Multi-omics profiling reveals tumor microenvironment characteristics linked to immunotherapy response and prognosis in non-small cell lung cancer
Blocking a tumor-signaling protein restored immune cell function and boosted immunotherapy effectiveness in resistant lung cancer models.
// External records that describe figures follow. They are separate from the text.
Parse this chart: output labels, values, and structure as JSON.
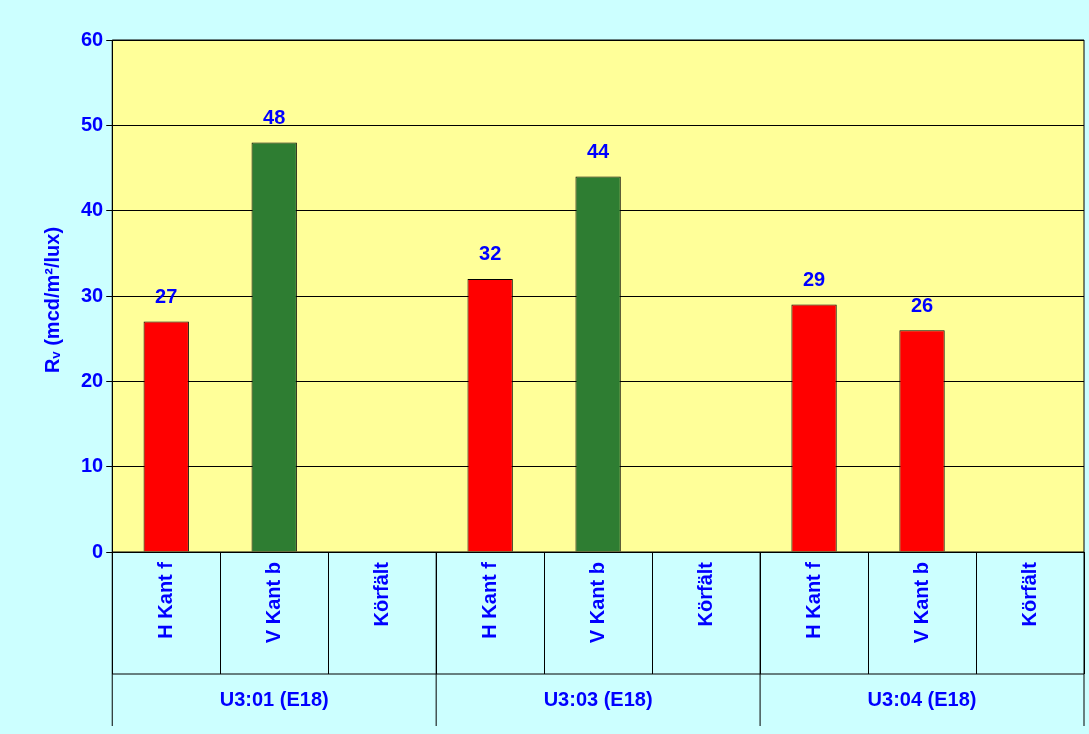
{
  "chart_data": {
    "type": "bar",
    "ylabel": "Rᵥ (mcd/m²/lux)",
    "categories": [
      "H Kant f",
      "V Kant b",
      "Körfält",
      "H Kant f",
      "V Kant b",
      "Körfält",
      "H Kant f",
      "V Kant b",
      "Körfält"
    ],
    "values": [
      27,
      48,
      null,
      32,
      44,
      null,
      29,
      26,
      null
    ],
    "colors": [
      "#ff0000",
      "#2e7d32",
      "#ff0000",
      "#ff0000",
      "#2e7d32",
      "#ff0000",
      "#ff0000",
      "#ff0000",
      "#ff0000"
    ],
    "ylim": [
      0,
      60
    ],
    "yticks": [
      0,
      10,
      20,
      30,
      40,
      50,
      60
    ],
    "grid": "y",
    "legend": false,
    "data_labels": true,
    "annotations": [
      "U3:01 (E18)",
      "U3:03 (E18)",
      "U3:04 (E18)"
    ]
  }
}
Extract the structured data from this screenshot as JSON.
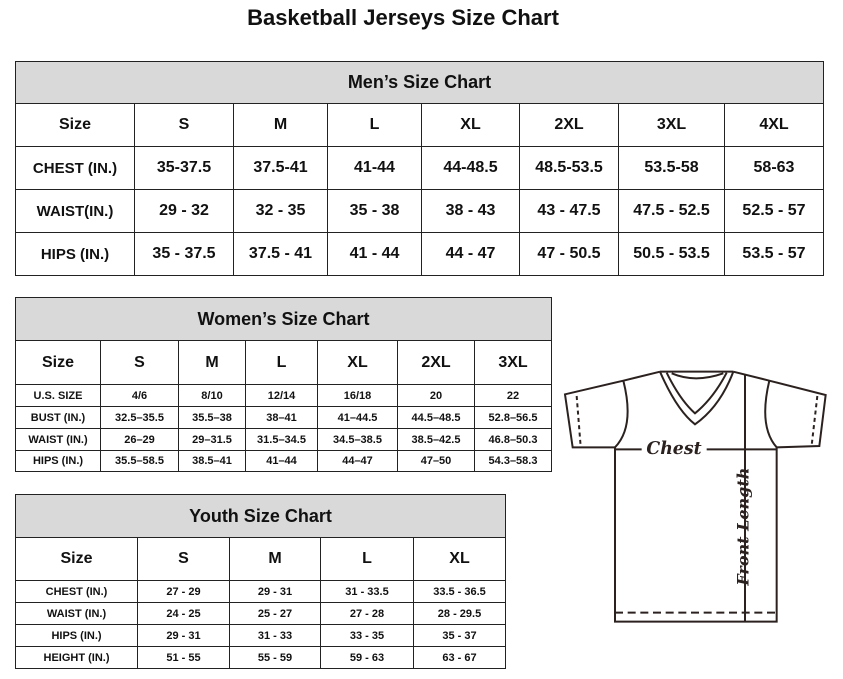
{
  "title": "Basketball Jerseys Size Chart",
  "men": {
    "heading": "Men’s Size Chart",
    "header": [
      "Size",
      "S",
      "M",
      "L",
      "XL",
      "2XL",
      "3XL",
      "4XL"
    ],
    "rows": [
      [
        "CHEST (IN.)",
        "35-37.5",
        "37.5-41",
        "41-44",
        "44-48.5",
        "48.5-53.5",
        "53.5-58",
        "58-63"
      ],
      [
        "WAIST(IN.)",
        "29 - 32",
        "32 - 35",
        "35 - 38",
        "38 - 43",
        "43 - 47.5",
        "47.5 - 52.5",
        "52.5 - 57"
      ],
      [
        "HIPS (IN.)",
        "35 - 37.5",
        "37.5 - 41",
        "41 - 44",
        "44 - 47",
        "47 - 50.5",
        "50.5 - 53.5",
        "53.5 - 57"
      ]
    ]
  },
  "women": {
    "heading": "Women’s Size Chart",
    "header": [
      "Size",
      "S",
      "M",
      "L",
      "XL",
      "2XL",
      "3XL"
    ],
    "rows": [
      [
        "U.S. SIZE",
        "4/6",
        "8/10",
        "12/14",
        "16/18",
        "20",
        "22"
      ],
      [
        "BUST (IN.)",
        "32.5–35.5",
        "35.5–38",
        "38–41",
        "41–44.5",
        "44.5–48.5",
        "52.8–56.5"
      ],
      [
        "WAIST (IN.)",
        "26–29",
        "29–31.5",
        "31.5–34.5",
        "34.5–38.5",
        "38.5–42.5",
        "46.8–50.3"
      ],
      [
        "HIPS (IN.)",
        "35.5–58.5",
        "38.5–41",
        "41–44",
        "44–47",
        "47–50",
        "54.3–58.3"
      ]
    ]
  },
  "youth": {
    "heading": "Youth Size Chart",
    "header": [
      "Size",
      "S",
      "M",
      "L",
      "XL"
    ],
    "rows": [
      [
        "CHEST (IN.)",
        "27 - 29",
        "29 - 31",
        "31 - 33.5",
        "33.5 - 36.5"
      ],
      [
        "WAIST (IN.)",
        "24 - 25",
        "25 - 27",
        "27 - 28",
        "28 - 29.5"
      ],
      [
        "HIPS (IN.)",
        "29 - 31",
        "31 - 33",
        "33 - 35",
        "35 - 37"
      ],
      [
        "HEIGHT (IN.)",
        "51 - 55",
        "55 - 59",
        "59 - 63",
        "63 - 67"
      ]
    ]
  },
  "diagram": {
    "chest_label": "Chest",
    "length_label": "Front Length"
  }
}
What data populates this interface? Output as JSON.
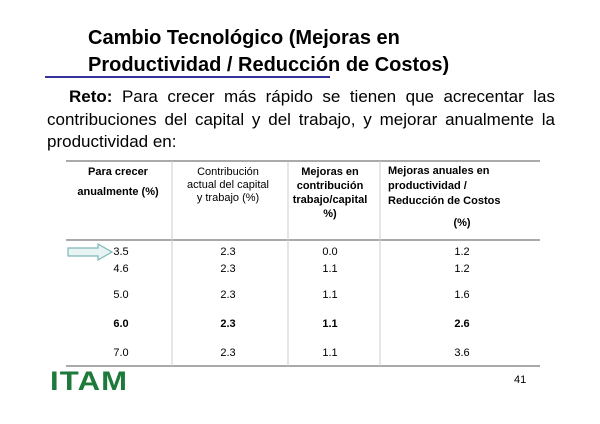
{
  "header": {
    "title_lines": [
      "Cambio Tecnológico  (Mejoras en",
      "Productividad / Reducción de Costos)"
    ]
  },
  "body": {
    "lead": "Reto:",
    "text": "Para crecer más rápido se tienen que acrecentar las contribuciones del capital y del trabajo, y mejorar anualmente la productividad en:"
  },
  "table": {
    "headers": [
      [
        "Para crecer",
        "anualmente (%)"
      ],
      [
        "Contribución",
        "actual del capital",
        "y trabajo (%)"
      ],
      [
        "Mejoras en",
        "contribución",
        "trabajo/capital",
        "%)"
      ],
      [
        "Mejoras anuales en",
        "productividad /",
        "Reducción de Costos",
        "(%)"
      ]
    ],
    "rows": [
      [
        "3.5",
        "2.3",
        "0.0",
        "1.2"
      ],
      [
        "4.6",
        "2.3",
        "1.1",
        "1.2"
      ],
      [
        "5.0",
        "2.3",
        "1.1",
        "1.6"
      ],
      [
        "6.0",
        "2.3",
        "1.1",
        "2.6"
      ],
      [
        "7.0",
        "2.3",
        "1.1",
        "3.6"
      ]
    ]
  },
  "footer": {
    "logo": "ITAM",
    "page": "41"
  }
}
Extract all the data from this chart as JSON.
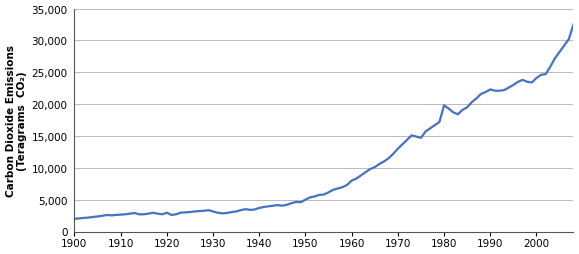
{
  "ylabel_line1": "Carbon Dioxide Emissions",
  "ylabel_line2": "(Teragrams  CO₂)",
  "xlim": [
    1900,
    2008
  ],
  "ylim": [
    0,
    35000
  ],
  "yticks": [
    0,
    5000,
    10000,
    15000,
    20000,
    25000,
    30000,
    35000
  ],
  "xticks": [
    1900,
    1910,
    1920,
    1930,
    1940,
    1950,
    1960,
    1970,
    1980,
    1990,
    2000
  ],
  "line_color": "#4472C4",
  "line_width": 1.6,
  "background_color": "#ffffff",
  "years": [
    1900,
    1901,
    1902,
    1903,
    1904,
    1905,
    1906,
    1907,
    1908,
    1909,
    1910,
    1911,
    1912,
    1913,
    1914,
    1915,
    1916,
    1917,
    1918,
    1919,
    1920,
    1921,
    1922,
    1923,
    1924,
    1925,
    1926,
    1927,
    1928,
    1929,
    1930,
    1931,
    1932,
    1933,
    1934,
    1935,
    1936,
    1937,
    1938,
    1939,
    1940,
    1941,
    1942,
    1943,
    1944,
    1945,
    1946,
    1947,
    1948,
    1949,
    1950,
    1951,
    1952,
    1953,
    1954,
    1955,
    1956,
    1957,
    1958,
    1959,
    1960,
    1961,
    1962,
    1963,
    1964,
    1965,
    1966,
    1967,
    1968,
    1969,
    1970,
    1971,
    1972,
    1973,
    1974,
    1975,
    1976,
    1977,
    1978,
    1979,
    1980,
    1981,
    1982,
    1983,
    1984,
    1985,
    1986,
    1987,
    1988,
    1989,
    1990,
    1991,
    1992,
    1993,
    1994,
    1995,
    1996,
    1997,
    1998,
    1999,
    2000,
    2001,
    2002,
    2003,
    2004,
    2005,
    2006,
    2007,
    2008
  ],
  "values": [
    2000,
    2050,
    2130,
    2180,
    2280,
    2360,
    2460,
    2600,
    2530,
    2600,
    2650,
    2700,
    2800,
    2900,
    2700,
    2700,
    2800,
    2950,
    2800,
    2700,
    2950,
    2600,
    2700,
    2950,
    3000,
    3050,
    3150,
    3200,
    3250,
    3350,
    3150,
    2950,
    2850,
    2900,
    3050,
    3150,
    3350,
    3500,
    3400,
    3450,
    3700,
    3850,
    3950,
    4050,
    4150,
    4050,
    4200,
    4450,
    4650,
    4600,
    5000,
    5350,
    5500,
    5750,
    5800,
    6150,
    6550,
    6750,
    6950,
    7300,
    8000,
    8300,
    8800,
    9300,
    9800,
    10100,
    10600,
    11000,
    11500,
    12200,
    13000,
    13700,
    14400,
    15100,
    14900,
    14700,
    15700,
    16200,
    16700,
    17200,
    19800,
    19300,
    18700,
    18400,
    19100,
    19500,
    20300,
    20900,
    21600,
    21900,
    22300,
    22100,
    22100,
    22200,
    22600,
    23000,
    23500,
    23800,
    23500,
    23400,
    24100,
    24600,
    24700,
    25900,
    27200,
    28200,
    29200,
    30200,
    32500
  ]
}
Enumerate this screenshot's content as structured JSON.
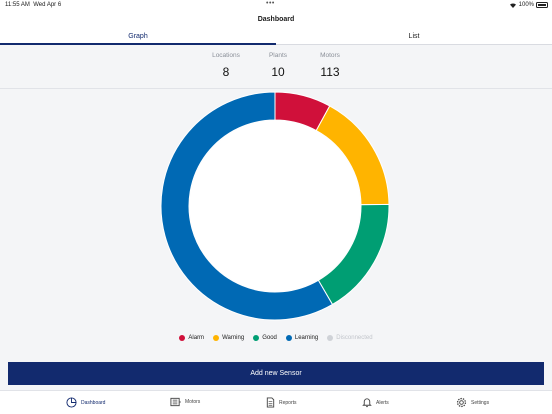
{
  "status_bar": {
    "time": "11:55 AM",
    "date": "Wed Apr 6",
    "battery": "100%"
  },
  "header": {
    "title": "Dashboard"
  },
  "tabs": [
    {
      "label": "Graph",
      "active": true
    },
    {
      "label": "List",
      "active": false
    }
  ],
  "stats": [
    {
      "label": "Locations",
      "value": "8"
    },
    {
      "label": "Plants",
      "value": "10"
    },
    {
      "label": "Motors",
      "value": "113"
    }
  ],
  "chart_data": {
    "type": "pie",
    "donut": true,
    "categories": [
      "Alarm",
      "Warning",
      "Good",
      "Learning",
      "Disconnected"
    ],
    "values": [
      9,
      19,
      19,
      66,
      0
    ],
    "colors": [
      "#d0103a",
      "#ffb400",
      "#009e73",
      "#0069b4",
      "#cfd2d7"
    ]
  },
  "legend": [
    {
      "label": "Alarm",
      "color": "#d0103a"
    },
    {
      "label": "Warning",
      "color": "#ffb400"
    },
    {
      "label": "Good",
      "color": "#009e73"
    },
    {
      "label": "Learning",
      "color": "#0069b4"
    },
    {
      "label": "Disconnected",
      "color": "#cfd2d7"
    }
  ],
  "actions": {
    "add_sensor": "Add new Sensor"
  },
  "bottom_nav": [
    {
      "label": "Dashboard",
      "icon": "pie-chart-icon",
      "active": true
    },
    {
      "label": "Motors",
      "icon": "motor-icon",
      "active": false
    },
    {
      "label": "Reports",
      "icon": "document-icon",
      "active": false
    },
    {
      "label": "Alerts",
      "icon": "bell-icon",
      "active": false
    },
    {
      "label": "Settings",
      "icon": "gear-icon",
      "active": false
    }
  ],
  "colors": {
    "primary": "#122a6e",
    "background": "#f4f5f7"
  }
}
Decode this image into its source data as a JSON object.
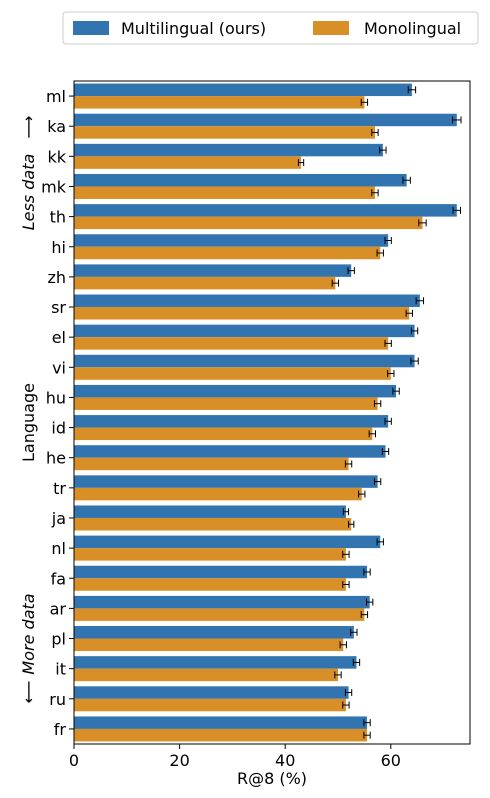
{
  "chart_data": {
    "type": "bar",
    "orientation": "horizontal",
    "xlabel": "R@8 (%)",
    "ylabel": "Language",
    "xlim": [
      0,
      75
    ],
    "xticks": [
      0,
      20,
      40,
      60
    ],
    "legend_position": "top",
    "annotations": {
      "top": "Less data",
      "top_arrow": "⟶",
      "bottom": "More data",
      "bottom_arrow": "⟵"
    },
    "categories": [
      "ml",
      "ka",
      "kk",
      "mk",
      "th",
      "hi",
      "zh",
      "sr",
      "el",
      "vi",
      "hu",
      "id",
      "he",
      "tr",
      "ja",
      "nl",
      "fa",
      "ar",
      "pl",
      "it",
      "ru",
      "fr"
    ],
    "series": [
      {
        "name": "Multilingual (ours)",
        "color": "#3274b0",
        "values": [
          64.0,
          72.5,
          58.5,
          63.0,
          72.5,
          59.5,
          52.5,
          65.5,
          64.5,
          64.5,
          61.0,
          59.5,
          59.0,
          57.5,
          51.5,
          58.0,
          55.5,
          56.0,
          53.0,
          53.5,
          52.0,
          55.5
        ],
        "errors": [
          0.7,
          0.8,
          0.6,
          0.7,
          0.7,
          0.6,
          0.6,
          0.7,
          0.6,
          0.7,
          0.6,
          0.6,
          0.6,
          0.6,
          0.5,
          0.6,
          0.6,
          0.6,
          0.6,
          0.6,
          0.6,
          0.6
        ]
      },
      {
        "name": "Monolingual",
        "color": "#d98f28",
        "values": [
          55.0,
          57.0,
          43.0,
          57.0,
          66.0,
          58.0,
          49.5,
          63.5,
          59.5,
          60.0,
          57.5,
          56.5,
          52.0,
          54.5,
          52.5,
          51.5,
          51.5,
          55.0,
          51.0,
          50.0,
          51.5,
          55.5
        ],
        "errors": [
          0.6,
          0.6,
          0.5,
          0.6,
          0.7,
          0.6,
          0.6,
          0.6,
          0.6,
          0.6,
          0.6,
          0.6,
          0.6,
          0.6,
          0.5,
          0.6,
          0.6,
          0.6,
          0.6,
          0.6,
          0.6,
          0.6
        ]
      }
    ]
  }
}
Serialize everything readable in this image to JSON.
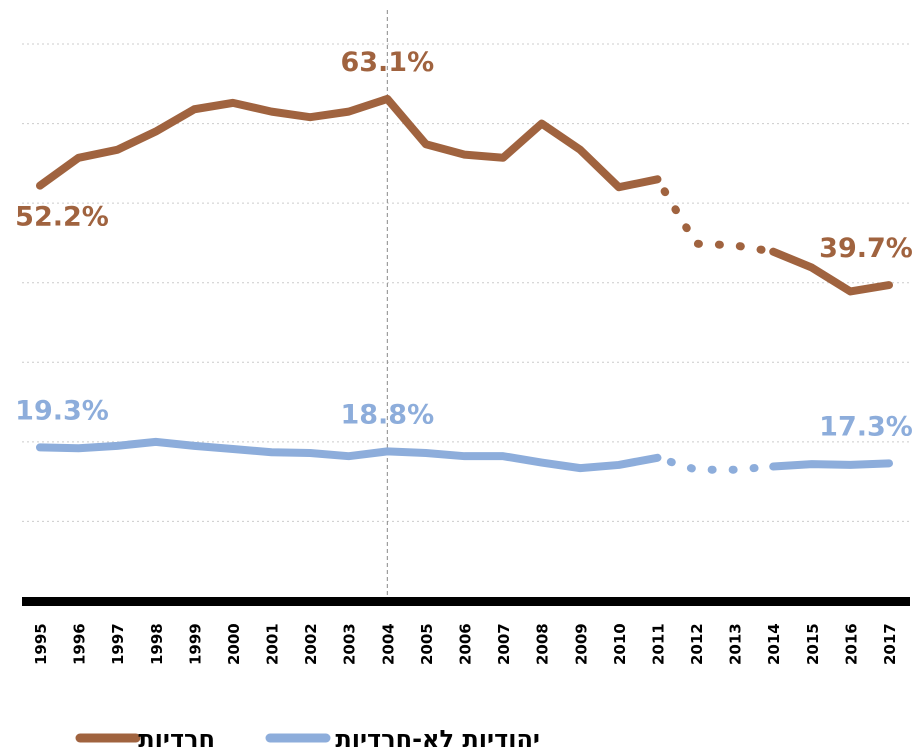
{
  "chart_data": {
    "type": "line",
    "categories": [
      "1995",
      "1996",
      "1997",
      "1998",
      "1999",
      "2000",
      "2001",
      "2002",
      "2003",
      "2004",
      "2005",
      "2006",
      "2007",
      "2008",
      "2009",
      "2010",
      "2011",
      "2012",
      "2013",
      "2014",
      "2015",
      "2016",
      "2017"
    ],
    "series": [
      {
        "name": "חרדיות",
        "color": "#a0633f",
        "values": [
          52.2,
          55.7,
          56.7,
          59.0,
          61.8,
          62.6,
          61.5,
          60.8,
          61.5,
          63.1,
          57.4,
          56.1,
          55.7,
          60.0,
          56.7,
          52.0,
          53.0,
          44.9,
          44.7,
          43.9,
          41.9,
          38.9,
          39.7
        ],
        "value_labels": [
          "52.2%",
          null,
          null,
          null,
          null,
          null,
          null,
          null,
          null,
          "63.1%",
          null,
          null,
          null,
          null,
          null,
          null,
          null,
          null,
          null,
          null,
          null,
          null,
          "39.7%"
        ]
      },
      {
        "name": "יהודיות לא-חרדיות",
        "color": "#8daddb",
        "values": [
          19.3,
          19.2,
          19.5,
          20.0,
          19.5,
          19.1,
          18.7,
          18.6,
          18.2,
          18.8,
          18.6,
          18.2,
          18.2,
          17.4,
          16.7,
          17.1,
          18.0,
          16.5,
          16.5,
          16.9,
          17.2,
          17.1,
          17.3
        ],
        "value_labels": [
          "19.3%",
          null,
          null,
          null,
          null,
          null,
          null,
          null,
          null,
          "18.8%",
          null,
          null,
          null,
          null,
          null,
          null,
          null,
          null,
          null,
          null,
          null,
          null,
          "17.3%"
        ]
      }
    ],
    "ylim": [
      0,
      70
    ],
    "yticks": [
      10,
      20,
      30,
      40,
      50,
      60,
      70
    ],
    "grid": true,
    "dashed": {
      "from": "2011",
      "to": "2014"
    },
    "reference_line": "2004",
    "legend": "bottom"
  }
}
Integrating 31 datasets, this study found that ZNF683+ CD8+ T cells are enriched in anti-PD-1 responders and that a ZNFRS risk score predicts prognosis in lung adenocarcinoma; high-risk tumors showed an immunosuppressive TME driven by SPP1 signaling. Anti-SPP1 treatment in mouse models restored CD8+ T cell function and enhanced anti-PD-1 efficacy, identifying a potential combination strategy for immunotherapy-resistant NSCLC.
What the study was
- Study design
- Integrative bioinformatics (31 datasets) with in vivo validation in mouse models
- Population
- NSCLC patients (multi-dataset analysis); mouse models for in vivo validation
- Category
- Genomics/Precision Medicine
- Maturity
- Exploratory
- Journal
- NPJ Precision Oncology
Why it surfaced
Comprehensive multi-dataset bioinformatics (31 datasets) + in vivo validation of anti-SPP1 + anti-PD-1 combination in NSCLC. ZNF683 as immunotherapy biomarker is novel. Score capped at 7 due to primary evidence being retrospective/bioinformatics without prospective human clinical validation; mouse in vivo is encouraging but insufficient to elevate to HIGH.